14 décembre [1841], mardi soir, 5 h. ¾
Vous ne faites que paraître et disparaître absolument comme le soleil dont vous êtes L’IMAGE, et comme lui vous laisseza l’ombre et les regrets, cette neige et cette glace du cœur. Où allez-vous si beau, si paré et si pressé ? J’aurais dû vous suivre et m’assurer par moi-même de votre conduite, c’est ce que je ferai dorénavant.
J’espère que j’ai bien fait toutes vos commissions ? Vous ne faites pas les miennes comme ça, vous, il n’y a pas de danger. Depuis le temps que je vous dis de m’aller chercher le OQUET gris. Il m’a fallu huit ans et demi pour avoir la boîte à volets et il m’en faudra probablement le double pour avoir le susdit oquet gris. Ainsi, pour peu que je sois pressée, j’ai le temps d’attendre. À propos d’attendre, je vous prie de ne pas me jouer le même tour ce soir qu’hier parce que je ne rirai que d’une joue et que je me fâcherai de l’autre tout cramoisi. C’est se moquer un peu trop fort de la Juju que de la faire attendre auprès de ses tisons jusqu’à trois heures du matin un affreux bonhomme qui ne vient pas. Tâchez que ça ne vous arrive plus.
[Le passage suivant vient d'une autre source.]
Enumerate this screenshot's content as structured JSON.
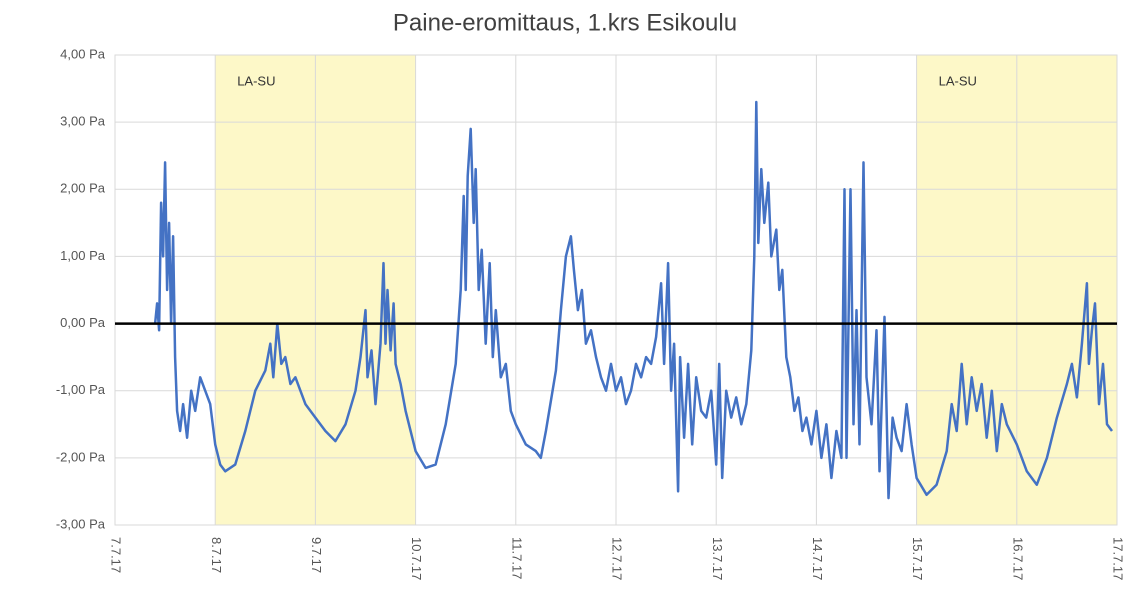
{
  "chart_data": {
    "type": "line",
    "title": "Paine-eromittaus, 1.krs Esikoulu",
    "color": "#4472c4",
    "grid": true,
    "hline": 0,
    "shaded_regions": [
      {
        "start": 1,
        "end": 3,
        "label": "LA-SU"
      },
      {
        "start": 8,
        "end": 10,
        "label": "LA-SU"
      }
    ],
    "xlim": [
      0,
      10
    ],
    "xticks": [
      {
        "value": 0,
        "label": "7.7.17"
      },
      {
        "value": 1,
        "label": "8.7.17"
      },
      {
        "value": 2,
        "label": "9.7.17"
      },
      {
        "value": 3,
        "label": "10.7.17"
      },
      {
        "value": 4,
        "label": "11.7.17"
      },
      {
        "value": 5,
        "label": "12.7.17"
      },
      {
        "value": 6,
        "label": "13.7.17"
      },
      {
        "value": 7,
        "label": "14.7.17"
      },
      {
        "value": 8,
        "label": "15.7.17"
      },
      {
        "value": 9,
        "label": "16.7.17"
      },
      {
        "value": 10,
        "label": "17.7.17"
      }
    ],
    "ylim": [
      -3,
      4
    ],
    "yticks": [
      {
        "value": -3,
        "label": "-3,00 Pa"
      },
      {
        "value": -2,
        "label": "-2,00 Pa"
      },
      {
        "value": -1,
        "label": "-1,00 Pa"
      },
      {
        "value": 0,
        "label": "0,00 Pa"
      },
      {
        "value": 1,
        "label": "1,00 Pa"
      },
      {
        "value": 2,
        "label": "2,00 Pa"
      },
      {
        "value": 3,
        "label": "3,00 Pa"
      },
      {
        "value": 4,
        "label": "4,00 Pa"
      }
    ],
    "x": [
      0.4,
      0.42,
      0.44,
      0.46,
      0.48,
      0.5,
      0.52,
      0.54,
      0.56,
      0.58,
      0.6,
      0.62,
      0.65,
      0.68,
      0.72,
      0.76,
      0.8,
      0.85,
      0.9,
      0.95,
      1.0,
      1.05,
      1.1,
      1.2,
      1.3,
      1.4,
      1.5,
      1.55,
      1.58,
      1.62,
      1.66,
      1.7,
      1.75,
      1.8,
      1.9,
      2.0,
      2.1,
      2.2,
      2.3,
      2.4,
      2.45,
      2.5,
      2.52,
      2.56,
      2.6,
      2.65,
      2.68,
      2.7,
      2.72,
      2.75,
      2.78,
      2.8,
      2.85,
      2.9,
      3.0,
      3.1,
      3.2,
      3.3,
      3.4,
      3.45,
      3.48,
      3.5,
      3.52,
      3.55,
      3.58,
      3.6,
      3.63,
      3.66,
      3.7,
      3.74,
      3.77,
      3.8,
      3.85,
      3.9,
      3.95,
      4.0,
      4.1,
      4.2,
      4.25,
      4.3,
      4.4,
      4.45,
      4.5,
      4.55,
      4.58,
      4.62,
      4.66,
      4.7,
      4.75,
      4.8,
      4.85,
      4.9,
      4.95,
      5.0,
      5.05,
      5.1,
      5.15,
      5.2,
      5.25,
      5.3,
      5.35,
      5.4,
      5.45,
      5.48,
      5.52,
      5.55,
      5.58,
      5.62,
      5.64,
      5.68,
      5.72,
      5.76,
      5.8,
      5.85,
      5.9,
      5.95,
      6.0,
      6.03,
      6.06,
      6.1,
      6.15,
      6.2,
      6.25,
      6.3,
      6.35,
      6.38,
      6.4,
      6.42,
      6.45,
      6.48,
      6.52,
      6.55,
      6.6,
      6.63,
      6.66,
      6.7,
      6.74,
      6.78,
      6.82,
      6.86,
      6.9,
      6.95,
      7.0,
      7.05,
      7.1,
      7.15,
      7.2,
      7.25,
      7.28,
      7.3,
      7.34,
      7.37,
      7.4,
      7.43,
      7.47,
      7.5,
      7.55,
      7.6,
      7.63,
      7.68,
      7.72,
      7.76,
      7.8,
      7.85,
      7.9,
      7.95,
      8.0,
      8.1,
      8.2,
      8.3,
      8.35,
      8.4,
      8.45,
      8.5,
      8.55,
      8.6,
      8.65,
      8.7,
      8.75,
      8.8,
      8.85,
      8.9,
      9.0,
      9.1,
      9.2,
      9.3,
      9.4,
      9.5,
      9.55,
      9.6,
      9.65,
      9.7,
      9.72,
      9.75,
      9.78,
      9.82,
      9.86,
      9.9,
      9.95
    ],
    "values": [
      0,
      0.3,
      -0.1,
      1.8,
      1.0,
      2.4,
      0.5,
      1.5,
      0.0,
      1.3,
      -0.5,
      -1.3,
      -1.6,
      -1.2,
      -1.7,
      -1.0,
      -1.3,
      -0.8,
      -1.0,
      -1.2,
      -1.8,
      -2.1,
      -2.2,
      -2.1,
      -1.6,
      -1.0,
      -0.7,
      -0.3,
      -0.8,
      0.0,
      -0.6,
      -0.5,
      -0.9,
      -0.8,
      -1.2,
      -1.4,
      -1.6,
      -1.75,
      -1.5,
      -1.0,
      -0.5,
      0.2,
      -0.8,
      -0.4,
      -1.2,
      -0.3,
      0.9,
      -0.3,
      0.5,
      -0.4,
      0.3,
      -0.6,
      -0.9,
      -1.3,
      -1.9,
      -2.15,
      -2.1,
      -1.5,
      -0.6,
      0.5,
      1.9,
      0.5,
      2.2,
      2.9,
      1.5,
      2.3,
      0.5,
      1.1,
      -0.3,
      0.9,
      -0.5,
      0.2,
      -0.8,
      -0.6,
      -1.3,
      -1.5,
      -1.8,
      -1.9,
      -2.0,
      -1.6,
      -0.7,
      0.2,
      1.0,
      1.3,
      0.8,
      0.2,
      0.5,
      -0.3,
      -0.1,
      -0.5,
      -0.8,
      -1.0,
      -0.6,
      -1.0,
      -0.8,
      -1.2,
      -1.0,
      -0.6,
      -0.8,
      -0.5,
      -0.6,
      -0.2,
      0.6,
      -0.6,
      0.9,
      -1.0,
      -0.3,
      -2.5,
      -0.5,
      -1.7,
      -0.6,
      -1.8,
      -0.8,
      -1.3,
      -1.4,
      -1.0,
      -2.1,
      -0.6,
      -2.3,
      -1.0,
      -1.4,
      -1.1,
      -1.5,
      -1.2,
      -0.4,
      1.0,
      3.3,
      1.2,
      2.3,
      1.5,
      2.1,
      1.0,
      1.4,
      0.5,
      0.8,
      -0.5,
      -0.8,
      -1.3,
      -1.1,
      -1.6,
      -1.4,
      -1.8,
      -1.3,
      -2.0,
      -1.5,
      -2.3,
      -1.6,
      -2.0,
      2.0,
      -2.0,
      2.0,
      -1.5,
      0.2,
      -1.8,
      2.4,
      -0.8,
      -1.5,
      -0.1,
      -2.2,
      0.1,
      -2.6,
      -1.4,
      -1.7,
      -1.9,
      -1.2,
      -1.8,
      -2.3,
      -2.55,
      -2.4,
      -1.9,
      -1.2,
      -1.6,
      -0.6,
      -1.5,
      -0.8,
      -1.3,
      -0.9,
      -1.7,
      -1.0,
      -1.9,
      -1.2,
      -1.5,
      -1.8,
      -2.2,
      -2.4,
      -2.0,
      -1.4,
      -0.9,
      -0.6,
      -1.1,
      -0.3,
      0.6,
      -0.6,
      -0.1,
      0.3,
      -1.2,
      -0.6,
      -1.5,
      -1.6
    ]
  }
}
Je n’ai pas mangé de votre chocolat, vilain avare de gourmand. J’ai gardé mon mal d’estomac et mon estime que je ne vous ficherai certainement pas car vous ne la méritez guère. J’aimerais mieux la donner à Jacquot qu’à vous, ainsi vous voyez.
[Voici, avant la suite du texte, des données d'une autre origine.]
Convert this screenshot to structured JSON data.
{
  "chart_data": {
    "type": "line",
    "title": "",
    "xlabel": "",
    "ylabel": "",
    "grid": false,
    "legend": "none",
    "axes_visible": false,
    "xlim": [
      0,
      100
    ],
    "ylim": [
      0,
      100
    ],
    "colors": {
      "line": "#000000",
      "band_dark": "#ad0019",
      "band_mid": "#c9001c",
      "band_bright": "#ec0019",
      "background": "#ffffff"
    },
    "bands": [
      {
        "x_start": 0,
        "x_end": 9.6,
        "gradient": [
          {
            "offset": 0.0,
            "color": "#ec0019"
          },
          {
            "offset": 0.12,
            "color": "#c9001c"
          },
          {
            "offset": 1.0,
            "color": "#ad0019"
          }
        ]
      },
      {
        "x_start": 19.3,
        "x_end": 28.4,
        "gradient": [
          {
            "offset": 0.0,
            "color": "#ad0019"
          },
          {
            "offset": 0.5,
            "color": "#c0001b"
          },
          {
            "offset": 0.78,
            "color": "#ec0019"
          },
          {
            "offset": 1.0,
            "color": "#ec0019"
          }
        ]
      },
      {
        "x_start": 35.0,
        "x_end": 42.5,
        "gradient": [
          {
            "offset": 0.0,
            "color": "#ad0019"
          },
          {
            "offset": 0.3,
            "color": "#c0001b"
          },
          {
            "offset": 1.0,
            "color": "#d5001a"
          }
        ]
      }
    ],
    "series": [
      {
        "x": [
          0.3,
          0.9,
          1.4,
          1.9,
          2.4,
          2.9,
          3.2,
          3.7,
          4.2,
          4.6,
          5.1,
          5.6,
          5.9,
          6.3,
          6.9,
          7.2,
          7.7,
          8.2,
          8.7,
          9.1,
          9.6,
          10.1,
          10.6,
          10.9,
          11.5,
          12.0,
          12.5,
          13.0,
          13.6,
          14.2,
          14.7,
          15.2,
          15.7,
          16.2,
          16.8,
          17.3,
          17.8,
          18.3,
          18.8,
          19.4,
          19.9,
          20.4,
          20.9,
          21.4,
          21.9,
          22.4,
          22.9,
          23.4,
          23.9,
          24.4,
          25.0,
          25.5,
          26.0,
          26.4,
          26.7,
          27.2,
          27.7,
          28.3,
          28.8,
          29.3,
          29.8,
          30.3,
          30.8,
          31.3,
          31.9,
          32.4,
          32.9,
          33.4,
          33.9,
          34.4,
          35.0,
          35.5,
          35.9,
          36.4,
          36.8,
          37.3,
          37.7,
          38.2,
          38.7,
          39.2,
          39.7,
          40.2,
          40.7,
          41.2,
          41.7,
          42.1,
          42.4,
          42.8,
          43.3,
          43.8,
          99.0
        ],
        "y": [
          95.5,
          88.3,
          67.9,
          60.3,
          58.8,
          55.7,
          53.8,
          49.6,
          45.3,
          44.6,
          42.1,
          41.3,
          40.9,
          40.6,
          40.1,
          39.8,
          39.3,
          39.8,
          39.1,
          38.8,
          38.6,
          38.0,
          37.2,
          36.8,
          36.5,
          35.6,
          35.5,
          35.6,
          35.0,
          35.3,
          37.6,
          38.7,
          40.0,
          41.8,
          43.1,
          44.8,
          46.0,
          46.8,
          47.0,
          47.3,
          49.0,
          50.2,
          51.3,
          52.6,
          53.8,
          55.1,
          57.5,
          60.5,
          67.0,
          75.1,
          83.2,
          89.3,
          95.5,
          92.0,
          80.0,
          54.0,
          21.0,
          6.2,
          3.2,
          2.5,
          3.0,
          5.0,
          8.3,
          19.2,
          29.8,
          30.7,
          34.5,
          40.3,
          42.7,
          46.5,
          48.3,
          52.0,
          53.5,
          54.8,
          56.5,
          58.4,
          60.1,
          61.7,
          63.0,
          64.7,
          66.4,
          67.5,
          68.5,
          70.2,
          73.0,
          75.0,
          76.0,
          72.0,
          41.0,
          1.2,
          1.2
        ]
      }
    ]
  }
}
Je sais quelqu’un qui serait à la joie de son cœur si Barbedienne lui tenait la promesse qu’il lui a faite [1], je sais une Juju qui sera bien heureuse dans seize jours un quart [2], enfin je sais une FAUME qui vous adore en dépit de vos vices et de votre difformité. Quel courage, hein ? Baisez-moi, monstre, et tenez-vous pour averti.
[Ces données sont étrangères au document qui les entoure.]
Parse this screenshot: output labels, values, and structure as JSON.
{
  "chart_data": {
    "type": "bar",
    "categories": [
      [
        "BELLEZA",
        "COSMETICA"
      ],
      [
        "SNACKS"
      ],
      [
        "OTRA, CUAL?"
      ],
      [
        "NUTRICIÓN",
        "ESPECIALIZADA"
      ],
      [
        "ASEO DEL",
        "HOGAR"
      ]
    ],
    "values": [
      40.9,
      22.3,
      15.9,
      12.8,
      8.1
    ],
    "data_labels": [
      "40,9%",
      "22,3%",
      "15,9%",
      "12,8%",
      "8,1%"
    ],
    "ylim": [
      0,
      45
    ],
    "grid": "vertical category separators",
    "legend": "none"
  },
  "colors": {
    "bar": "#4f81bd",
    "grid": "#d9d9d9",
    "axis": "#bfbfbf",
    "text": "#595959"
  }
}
Ma foi, vous n’avez jamais si bien fait que de me mettre votre PLACARD sous le nez, cela m’a donné l’occasion et le DROIT de voir le plus ravissant chapitre du monde sur la souris et sur le lézard-salamandre qui a failli vous débarrasser de moi à tout jamais [3]. J’ai lu encore un fragment de cette fameuse CONCLUSION que la scélérate de Didine m’avait interceptéeb [4] et j’ai sentic dans mon cœur de Française l’ardillon allemand qui blesse MA BELLE PATRIE depuis plus de vingt-cinq ans [5]. Oui je me suis régaléed, oui je m’en ai mis jusqu’aux oreilles, oui oui et je le ferais encore si j’osais me plonger DANS LES BONNES FEUILLES. Je le ferai si vous ne venez pas bien vite. Tiens, c’est vrai ça aussi, pourquoi me laissez-vous toujours seule.
Juliette
BnF, Mss, NAF 16347, f. 209-210
Transcription de Gwenaëlle Sifferlen assistée de Florence Naugrette
a) « laisser ».
b) « intercepté ».
c) « sentie ».
d) « régalé ».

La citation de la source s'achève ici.